Le prince Harry, récemment arrivé au Royaume-Uni dans une atmosphère tendue avec Buckingham Palace, attend avec impatience le verdict de sa plainte contre le propriétaire du Daily Mail, qu'il accuse d'atteintes à sa vie privée.
La Haute Cour de Londres devrait annoncer sa décision ce mardi à 14H00 locales. Dans cette affaire, Harry se bat aux côtés d'autres personnalités médiatiques de renom, telles que Elton John et Elizabeth Hurley, face à Associated Newspapers Limited (ANL), l'entreprise derrière le Daily Mail et le Mail on Sunday, pour des accusations de collecte illégale d'informations.
Lors des deux mois de procédure, ces plaignants ont témoigné parfois dans l'émotion, accusant les tabloïds d'avoir recours à des détectives privés pour intercepter des messages vocaux, écouter des conversations et obtenir des informations par des moyens malhonnêtes, qui ont alimenté plus de cinquante articles entre 1993 et 2018.
Ce procès s'inscrit dans la continuité des efforts de Harry pour contrer les pratiques de la presse à scandale britannique, qu'il tient pour responsables de la mort tragique de sa mère, Diana, en 1997. En janvier, en larmes, il a partagé à la Haute Cour à quel point les tabloïds avaient rendu la vie de sa femme, Meghan, "absolument infernale".
Les plaignants, dont Harry, exigent des dommages-intérêts considérables pour compenser le préjudice subi. De son côté, ANL défend le travail de ses journalistes, affirmant que leur démarche était légitime.
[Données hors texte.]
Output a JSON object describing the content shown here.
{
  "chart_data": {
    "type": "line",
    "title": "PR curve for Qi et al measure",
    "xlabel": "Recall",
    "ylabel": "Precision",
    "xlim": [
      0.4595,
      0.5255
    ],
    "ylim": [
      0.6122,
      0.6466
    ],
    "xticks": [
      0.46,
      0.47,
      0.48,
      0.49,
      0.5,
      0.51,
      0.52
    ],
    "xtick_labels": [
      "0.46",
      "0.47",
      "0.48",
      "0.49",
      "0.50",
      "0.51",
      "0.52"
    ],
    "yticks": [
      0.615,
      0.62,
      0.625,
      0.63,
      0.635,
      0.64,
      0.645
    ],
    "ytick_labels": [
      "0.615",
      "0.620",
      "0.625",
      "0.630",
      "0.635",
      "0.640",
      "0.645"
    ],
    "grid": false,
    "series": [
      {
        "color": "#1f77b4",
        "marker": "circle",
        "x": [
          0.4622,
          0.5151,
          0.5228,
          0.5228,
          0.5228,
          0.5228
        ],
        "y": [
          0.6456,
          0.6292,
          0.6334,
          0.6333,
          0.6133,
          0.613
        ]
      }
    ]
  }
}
Dans le cadre de sa lutte contre les abus médiatiques, Harry a récemment remporté une condamnation contre les propriétaires du Daily Mirror et a conclu un accord financier avec le Sun en début d'année.
Ce verdict survient alors que le prince a fait le voyage au Royaume-Uni pour préparer les Invictus Games de 2027 à Birmingham, un événement international qu'il a créé pour soutenir les anciens combattants. Initialement, Meghan et leurs enfants, Archie et Lilibet, devaient l’accompagner, mais des changements de plans ont été récemment annoncés, engendrant des interrogations sur une éventuelle réunion familiale avec le roi Charles III.
Les incertitudes autour de la présence de Meghan et des enfants ont été amplifiées par l'absence de protection policière fournie par les autorités britanniques, comme l'a détaillé un porte-parole de Harry. Ce dernier a dû faire face à une série d'imbroglio médiatique, où certaines sources affirmaient d'abord qu'il serait logé au palais de Buckingham, avant qu'un démenti ne vienne clarifier la situation.
Les questions de sécurité, particulièrement sensibles pour Harry, ont été soulignées par des experts, comme Simon Morgan, ancien agent de protection royale, qui a rappelé les dangers potentiels qui peuvent survenir sans une protection adéquate.